You can start managing your waste by separating it into the following groups:
- food waste (use your red lid bin first. If the bin is full put food waste in a container on the kerbside)
- hard bulk waste (furniture, carpets, mattresses)
- green waste (vegetation)
- scrap metal (whitegoods and e-waste)
- hazardous materials (gas bottles, paint, pool chemicals, unlabelled drums)
Separating waste into the different waste types means we will be able to send the right waste to the right place and save valuable landfill space.
Building materials, furniture and any other flood-generated waste are included in the levy waiver and this applies to waste from both public and private land.
Cleaning your flood affected property
- Every area affected by flood water inside your house needs to be cleaned, including empty refrigerators and cupboards.
- Wash mud, dirt, and debris from your house with a hose, starting at the highest point and working down to ground level.
- Where possible, remove all wet items such as floor coverings, rugs, mats, furniture, bedding, linen and clothing.

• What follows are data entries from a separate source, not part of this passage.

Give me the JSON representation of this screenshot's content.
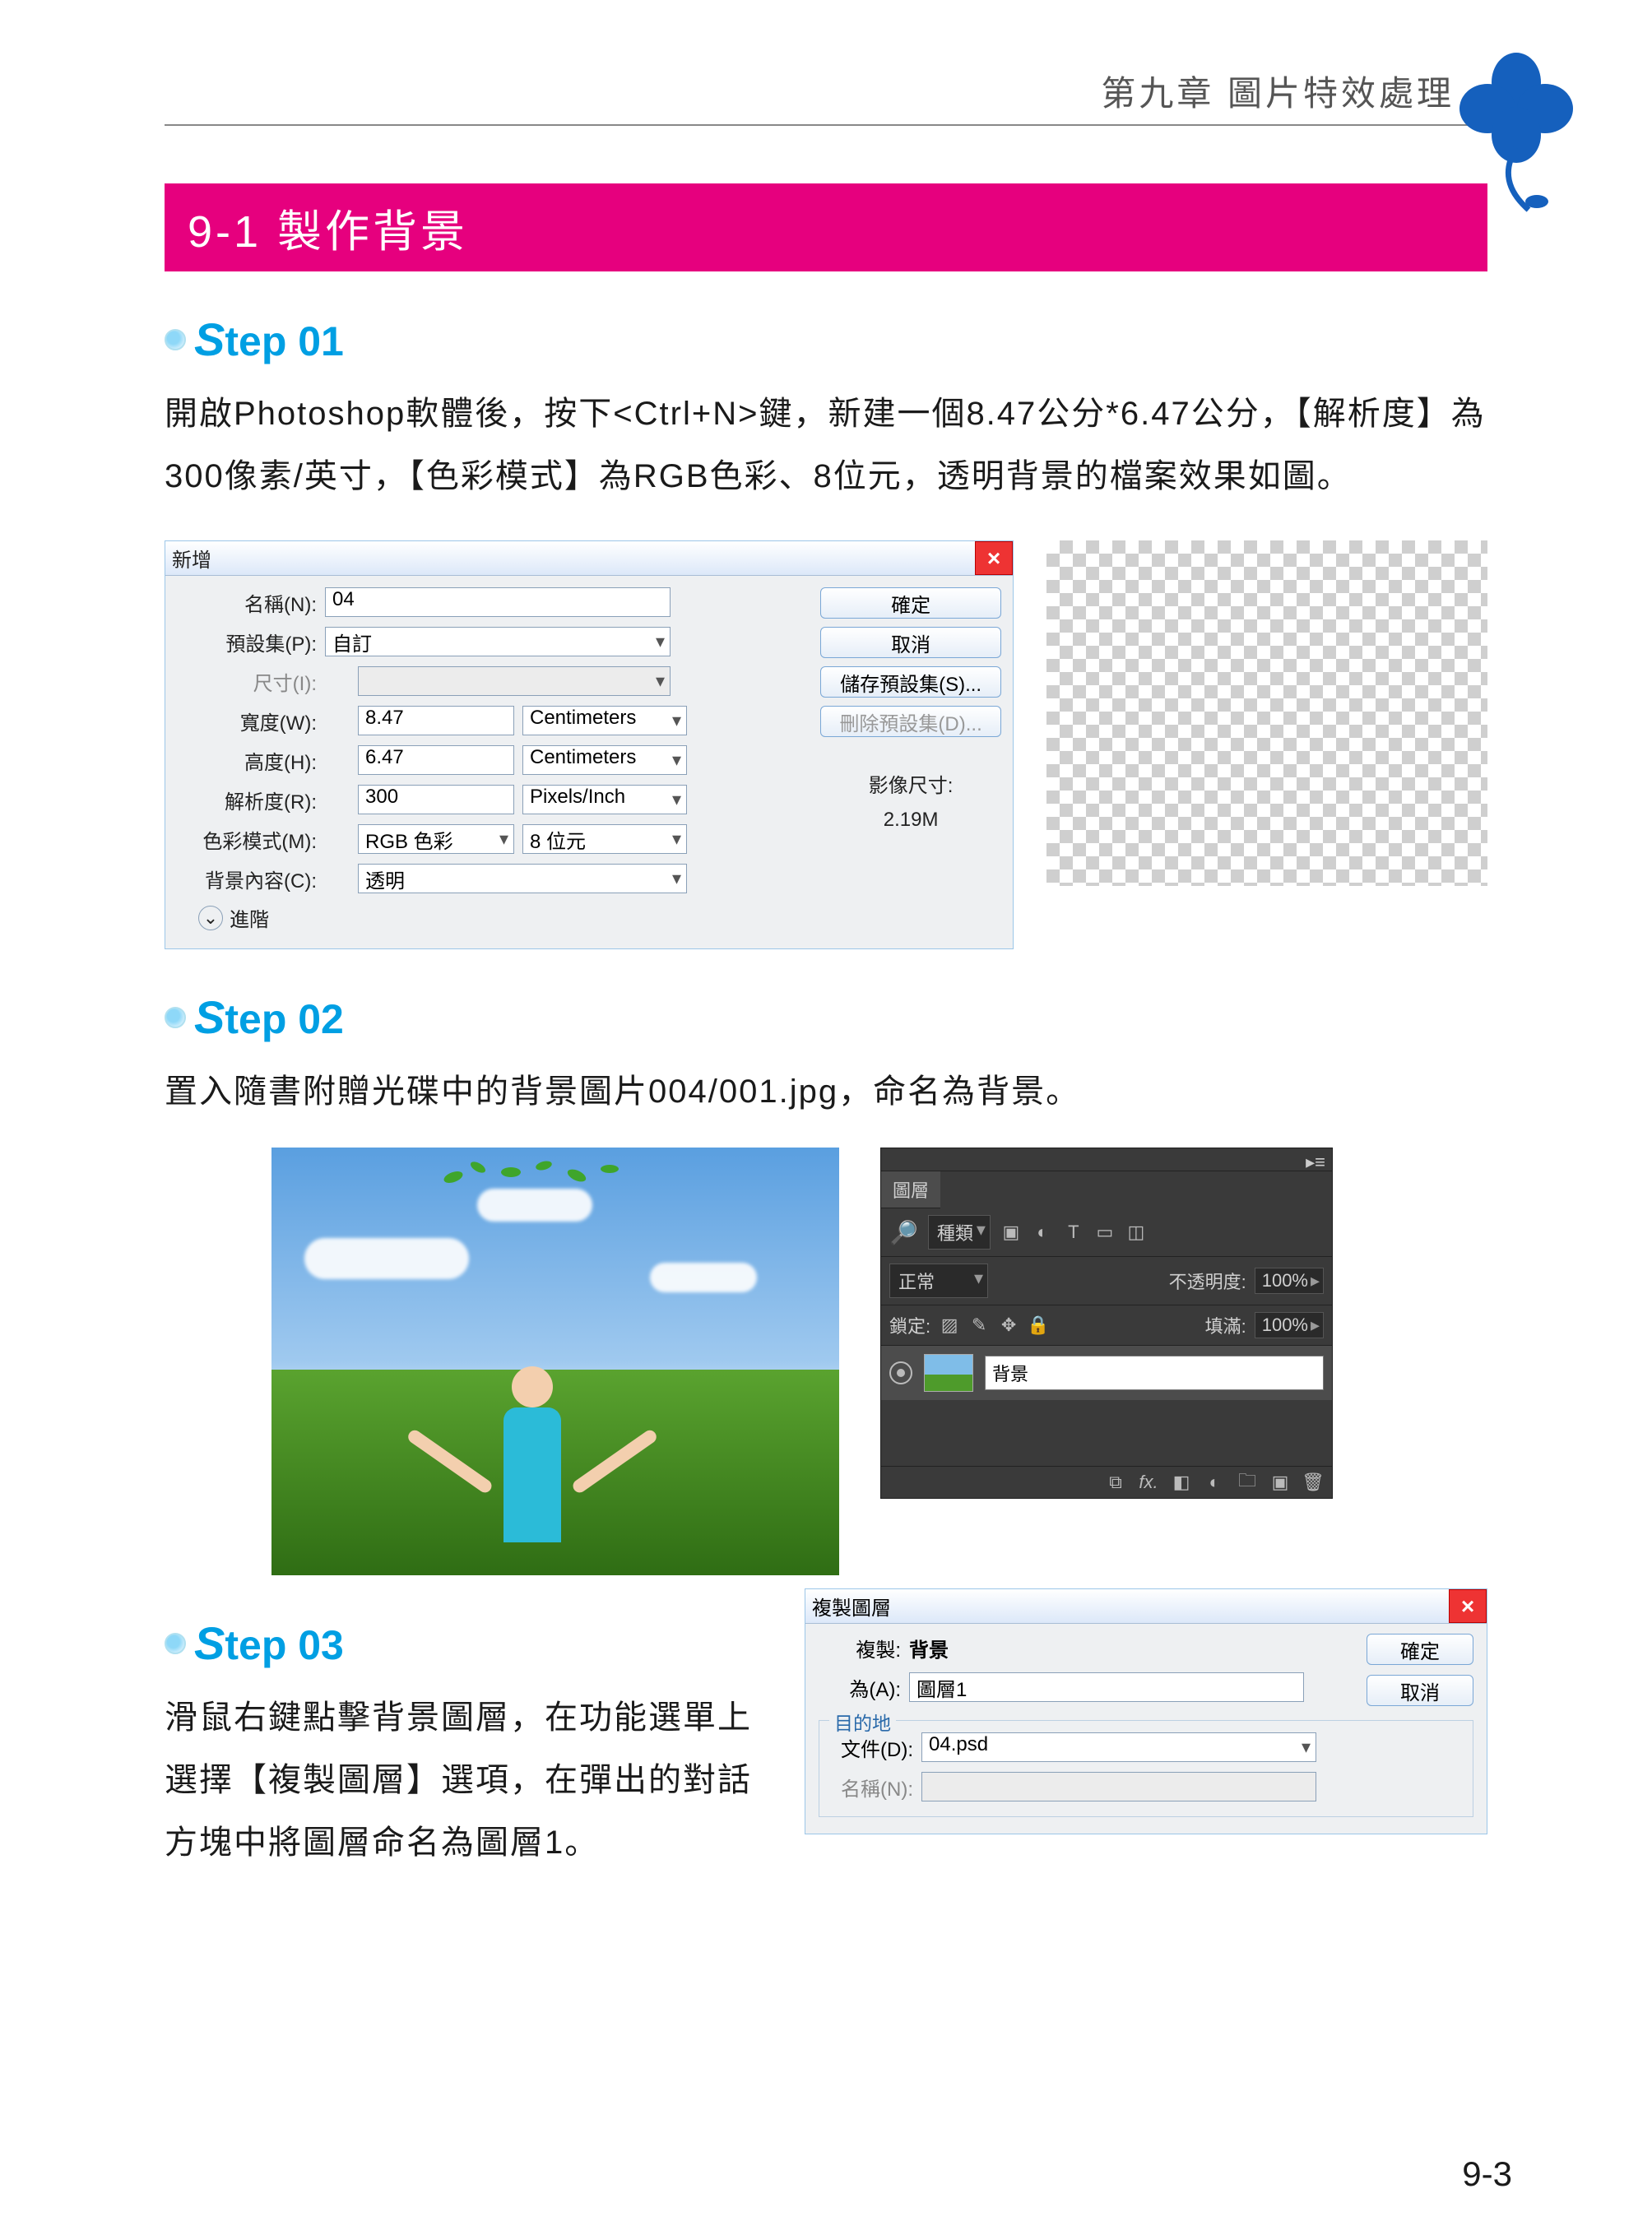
{
  "chapter": "第九章 圖片特效處理",
  "section_title": "9-1 製作背景",
  "page_number": "9-3",
  "step01": {
    "heading_prefix": "S",
    "heading_rest": "tep 01",
    "paragraph": "開啟Photoshop軟體後，按下<Ctrl+N>鍵，新建一個8.47公分*6.47公分，【解析度】為300像素/英寸，【色彩模式】為RGB色彩、8位元，透明背景的檔案效果如圖。",
    "dialog": {
      "title": "新增",
      "name_label": "名稱(N):",
      "name_value": "04",
      "preset_label": "預設集(P):",
      "preset_value": "自訂",
      "size_label": "尺寸(I):",
      "width_label": "寬度(W):",
      "width_value": "8.47",
      "width_unit": "Centimeters",
      "height_label": "高度(H):",
      "height_value": "6.47",
      "height_unit": "Centimeters",
      "res_label": "解析度(R):",
      "res_value": "300",
      "res_unit": "Pixels/Inch",
      "mode_label": "色彩模式(M):",
      "mode_value": "RGB 色彩",
      "mode_bits": "8 位元",
      "bgcontent_label": "背景內容(C):",
      "bgcontent_value": "透明",
      "advanced_label": "進階",
      "imagesize_label": "影像尺寸:",
      "imagesize_value": "2.19M",
      "btn_ok": "確定",
      "btn_cancel": "取消",
      "btn_savepreset": "儲存預設集(S)...",
      "btn_delpreset": "刪除預設集(D)..."
    }
  },
  "step02": {
    "heading_prefix": "S",
    "heading_rest": "tep 02",
    "paragraph": "置入隨書附贈光碟中的背景圖片004/001.jpg，命名為背景。",
    "layers_panel": {
      "tab": "圖層",
      "kind_label": "種類",
      "blend_mode": "正常",
      "opacity_label": "不透明度:",
      "opacity_value": "100%",
      "lock_label": "鎖定:",
      "fill_label": "填滿:",
      "fill_value": "100%",
      "layer_name": "背景"
    }
  },
  "step03": {
    "heading_prefix": "S",
    "heading_rest": "tep 03",
    "paragraph": "滑鼠右鍵點擊背景圖層，在功能選單上選擇【複製圖層】選項，在彈出的對話方塊中將圖層命名為圖層1。",
    "dialog": {
      "title": "複製圖層",
      "dup_label": "複製:",
      "dup_value": "背景",
      "as_label": "為(A):",
      "as_value": "圖層1",
      "fieldset": "目的地",
      "doc_label": "文件(D):",
      "doc_value": "04.psd",
      "name_label": "名稱(N):",
      "btn_ok": "確定",
      "btn_cancel": "取消"
    }
  }
}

If floor coverings are removed, thoroughly clean and dry the floor underneath before new material is laid.
- Begin drying out the house as soon as floodwaters recede – open doors and windows during dry days, use fans where possible, check for trapped water and mud in wall or floor cavities.
- Hard-surface floors, walls, benches and sinks should be thoroughly cleaned with hot soapy water and disinfected by wiping or spraying surfaces with a chlorine bleach solution or a product labelled as a disinfectant. Once disinfected, allow to dry.
- Flood-affected mattresses are difficult to treat and may need to be discarded.
- Furniture, such as lounge chairs, may be air dried in the sun then sprayed thoroughly with a disinfectant solution. Consult a local furniture renovating company if you are unsure about their condition.
- Soft toys should be discarded. Solid toys should be washed and then disinfected.